Chinese transcription(s)
- • Simplified: 龙口乡
- • Traditional: 龍口鄉
- • Pinyin: Lóngkoǔ Xiāng
- Longkou Township Location in China
- Coordinates: 27°28′24″N 112°42′11″E﻿ / ﻿27.47333°N 112.70306°E
- Country: People's Republic of China
- Province: Hunan
- City: Xiangtan
- County: Xiangtan County

Area
- • Total: 60.23 km^{2} (23.25 sq mi)

Population
- • Total: 29,200
- • Density: 485/km^{2} (1,260/sq mi)
- Time zone: UTC+8 (China Standard)
- Postal code: 411200
- Area code: 0732

= Longkou, Xiangtan =

Longkou Township (龙口乡 (龍口鄉, Lóngkoǔ Xiāng)) is a rural township in Xiangtan County, Xiangtan City, Hunan Province, People's Republic of China.

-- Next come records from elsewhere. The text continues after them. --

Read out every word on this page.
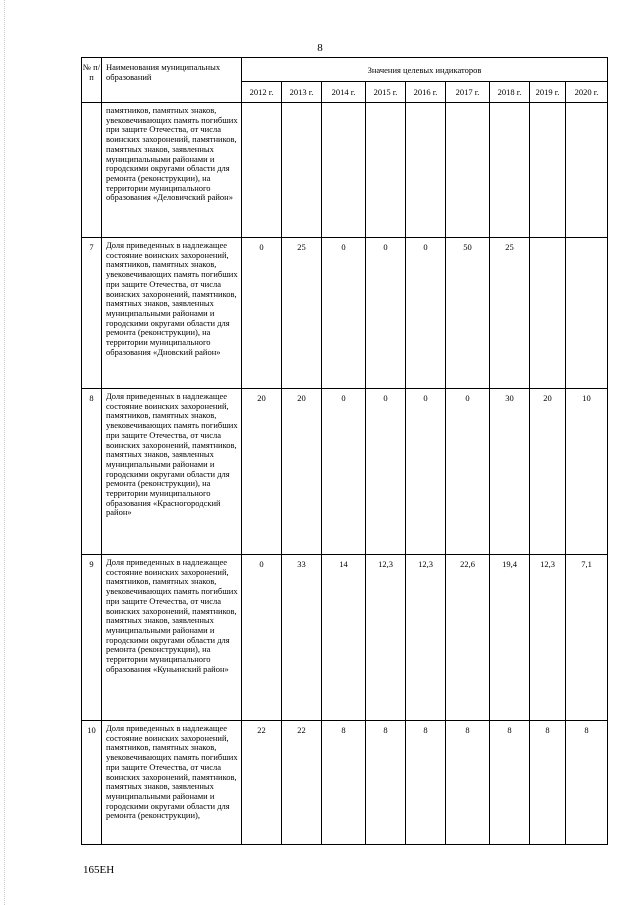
8
№ п/п	Наименования муниципальных образований	Значения целевых индикаторов								
		2012 г.	2013 г.	2014 г.	2015 г.	2016 г.	2017 г.	2018 г.	2019 г.	2020 г.
	памятников, памятных знаков, увековечивающих память погибших при защите Отечества, от числа воинских захоронений, памятников, памятных знаков, заявленных муниципальными районами и городскими округами области для ремонта (реконструкции), на территории муниципального образования «Деловичский район»									
7	Доля приведенных в надлежащее состояние воинских захоронений, памятников, памятных знаков, увековечивающих память погибших при защите Отечества, от числа воинских захоронений, памятников, памятных знаков, заявленных муниципальными районами и городскими округами области для ремонта (реконструкции), на территории муниципального образования «Дновский район»	0	25	0	0	0	50	25		
8	Доля приведенных в надлежащее состояние воинских захоронений, памятников, памятных знаков, увековечивающих память погибших при защите Отечества, от числа воинских захоронений, памятников, памятных знаков, заявленных муниципальными районами и городскими округами области для ремонта (реконструкции), на территории муниципального образования «Красногородский район»	20	20	0	0	0	0	30	20	10
9	Доля приведенных в надлежащее состояние воинских захоронений, памятников, памятных знаков, увековечивающих память погибших при защите Отечества, от числа воинских захоронений, памятников, памятных знаков, заявленных муниципальными районами и городскими округами области для ремонта (реконструкции), на территории муниципального образования «Куньинский район»	0	33	14	12,3	12,3	22,6	19,4	12,3	7,1
10	Доля приведенных в надлежащее состояние воинских захоронений, памятников, памятных знаков, увековечивающих память погибших при защите Отечества, от числа воинских захоронений, памятников, памятных знаков, заявленных муниципальными районами и городскими округами области для ремонта (реконструкции),	22	22	8	8	8	8	8	8	8
165ЕН
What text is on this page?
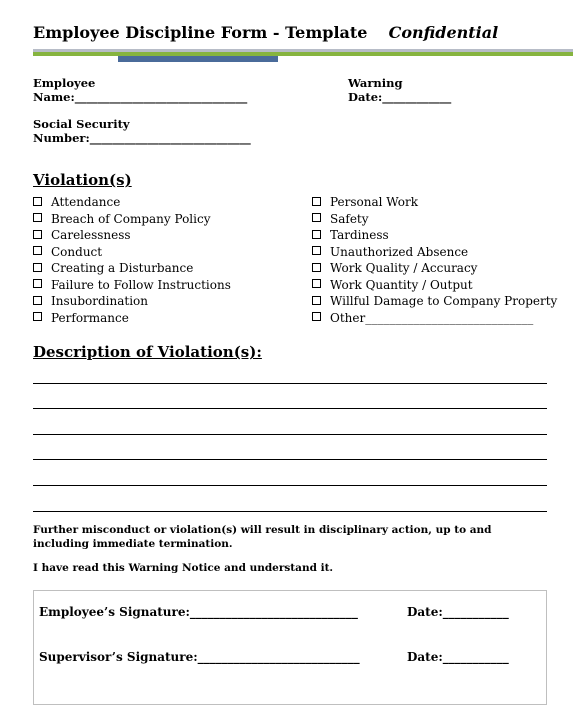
Employee Discipline Form - Template Confidential
Employee
Name:______________________________
Warning
Date:____________
Social Security
Number:____________________________
Violation(s)
Attendance
Breach of Company Policy
Carelessness
Conduct
Creating a Disturbance
Failure to Follow Instructions
Insubordination
Performance
Personal Work
Safety
Tardiness
Unauthorized Absence
Work Quality / Accuracy
Work Quantity / Output
Willful Damage to Company Property
Other____________________________
Description of Violation(s):
Further misconduct or violation(s) will result in disciplinary action, up to and including immediate termination.
I have read this Warning Notice and understand it.
Employee’s Signature:____________________________	Date:___________
Supervisor’s Signature:___________________________	Date:___________
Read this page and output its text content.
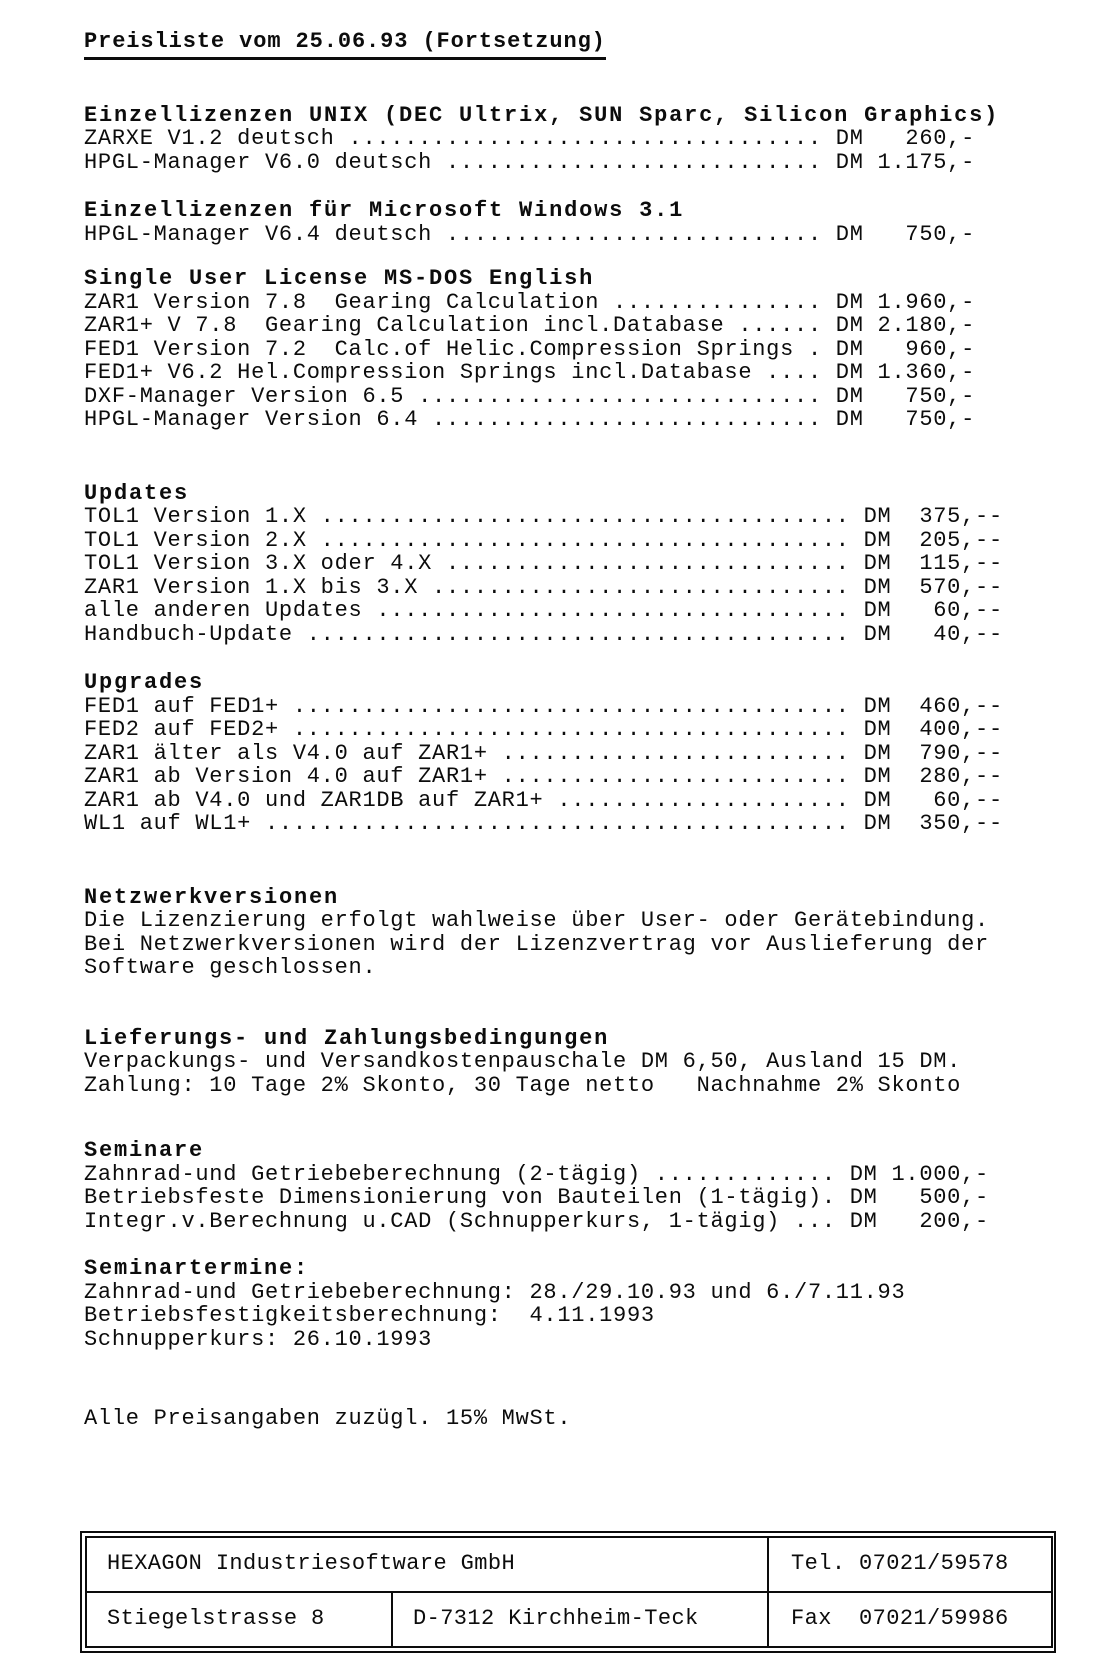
Preisliste vom 25.06.93 (Fortsetzung)
Einzellizenzen UNIX (DEC Ultrix, SUN Sparc, Silicon Graphics)
ZARXE V1.2 deutsch .................................. DM   260,-
HPGL-Manager V6.0 deutsch ........................... DM 1.175,-
Einzellizenzen für Microsoft Windows 3.1
HPGL-Manager V6.4 deutsch ........................... DM   750,-
Single User License MS-DOS English
ZAR1 Version 7.8  Gearing Calculation ............... DM 1.960,-
ZAR1+ V 7.8  Gearing Calculation incl.Database ...... DM 2.180,-
FED1 Version 7.2  Calc.of Helic.Compression Springs . DM   960,-
FED1+ V6.2 Hel.Compression Springs incl.Database .... DM 1.360,-
DXF-Manager Version 6.5 ............................. DM   750,-
HPGL-Manager Version 6.4 ............................ DM   750,-
Updates
TOL1 Version 1.X ...................................... DM  375,--
TOL1 Version 2.X ...................................... DM  205,--
TOL1 Version 3.X oder 4.X ............................. DM  115,--
ZAR1 Version 1.X bis 3.X .............................. DM  570,--
alle anderen Updates .................................. DM   60,--
Handbuch-Update ....................................... DM   40,--
Upgrades
FED1 auf FED1+ ........................................ DM  460,--
FED2 auf FED2+ ........................................ DM  400,--
ZAR1 älter als V4.0 auf ZAR1+ ......................... DM  790,--
ZAR1 ab Version 4.0 auf ZAR1+ ......................... DM  280,--
ZAR1 ab V4.0 und ZAR1DB auf ZAR1+ ..................... DM   60,--
WL1 auf WL1+ .......................................... DM  350,--
Netzwerkversionen
Die Lizenzierung erfolgt wahlweise über User- oder Gerätebindung.
Bei Netzwerkversionen wird der Lizenzvertrag vor Auslieferung der
Software geschlossen.
Lieferungs- und Zahlungsbedingungen
Verpackungs- und Versandkostenpauschale DM 6,50, Ausland 15 DM.
Zahlung: 10 Tage 2% Skonto, 30 Tage netto   Nachnahme 2% Skonto
Seminare
Zahnrad-und Getriebeberechnung (2-tägig) ............. DM 1.000,-
Betriebsfeste Dimensionierung von Bauteilen (1-tägig). DM   500,-
Integr.v.Berechnung u.CAD (Schnupperkurs, 1-tägig) ... DM   200,-
Seminartermine:
Zahnrad-und Getriebeberechnung: 28./29.10.93 und 6./7.11.93
Betriebsfestigkeitsberechnung:  4.11.1993
Schnupperkurs: 26.10.1993
Alle Preisangaben zuzügl. 15% MwSt.
HEXAGON Industriesoftware GmbH		Tel. 07021/59578
Stiegelstrasse 8	D-7312 Kirchheim-Teck	Fax  07021/59986
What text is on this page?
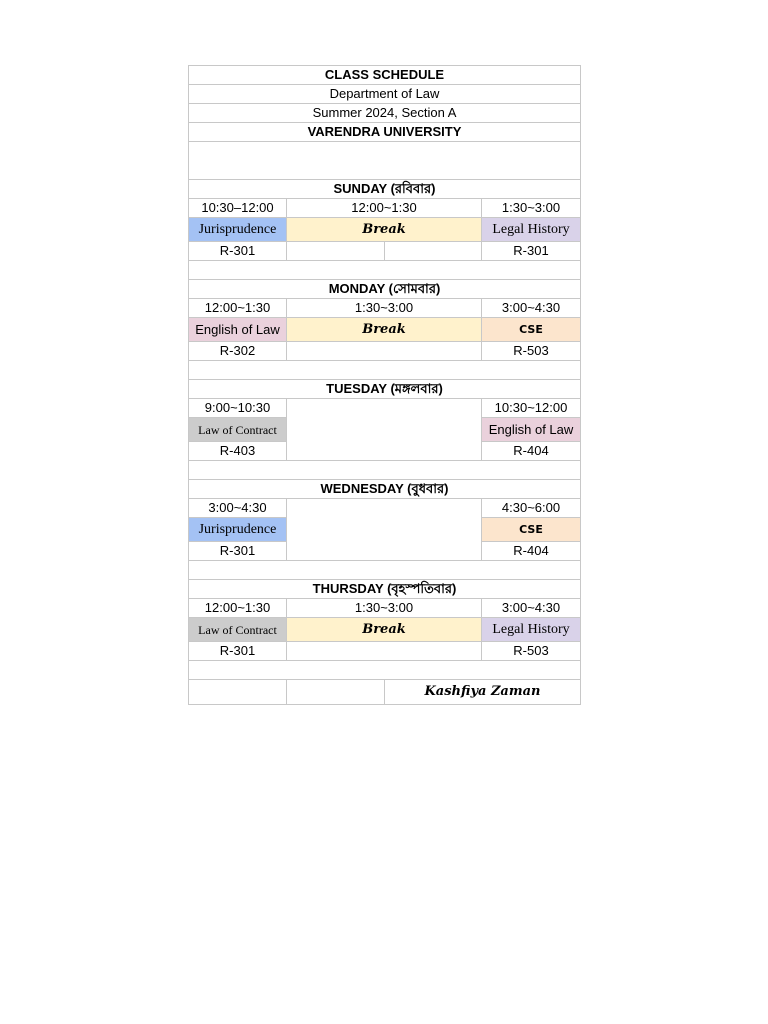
CLASS SCHEDULE			
Department of Law			
Summer 2024, Section A			
VARENDRA UNIVERSITY			

SUNDAY (রবিবার)			
10:30–12:00	12:00~1:30		1:30~3:00
Jurisprudence	Break		Legal History
R-301			R-301

MONDAY (সোমবার)			
12:00~1:30	1:30~3:00		3:00~4:30
English of Law	Break		CSE
R-302			R-503

TUESDAY (মঙ্গলবার)			
9:00~10:30			10:30~12:00
Law of Contract			English of Law
R-403			R-404

WEDNESDAY (বুধবার)			
3:00~4:30			4:30~6:00
Jurisprudence			CSE
R-301			R-404

THURSDAY (বৃহস্পতিবার)			
12:00~1:30	1:30~3:00		3:00~4:30
Law of Contract	Break		Legal History
R-301			R-503

		Kashfiya Zaman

As of the 2000 census it had a population of 29,215 and an area of 60.23 km2.

==Administrative divisions==
The township is divided into 20 villages, which include the following areas: Jianlou Village (见楼村), Xingyun Village (兴云村), Dongjiaping Village (董家坪村), Longkou Village (龙口村), Dajiang Village (大江村), Changshoucun Village (长寿村), Niwan Village (泥湾村), Tanxi Village (潭溪村), Jiuru Village (九如村), Nongzi Village (弄子村), Jinzi Village (金子村), Hongling Village (红岭村), Shaojiang Village (潲江村), Pipa Village (琵琶村), Tianlong Village (天龙村), Jinbao Village (金宝村), Rihua Village (日华村), Tuanjian Village (团建村), Ziqiao Village (紫桥村), and Shipai Village (石牌村).

==History==
In 1950, Longkou Township was built.

==Economy==
The Region abounds with gypsum.

Rice, fish, pig, bamboo and peanut are important to the economy.

==Culture==
Huaguxi is the most influence local theater.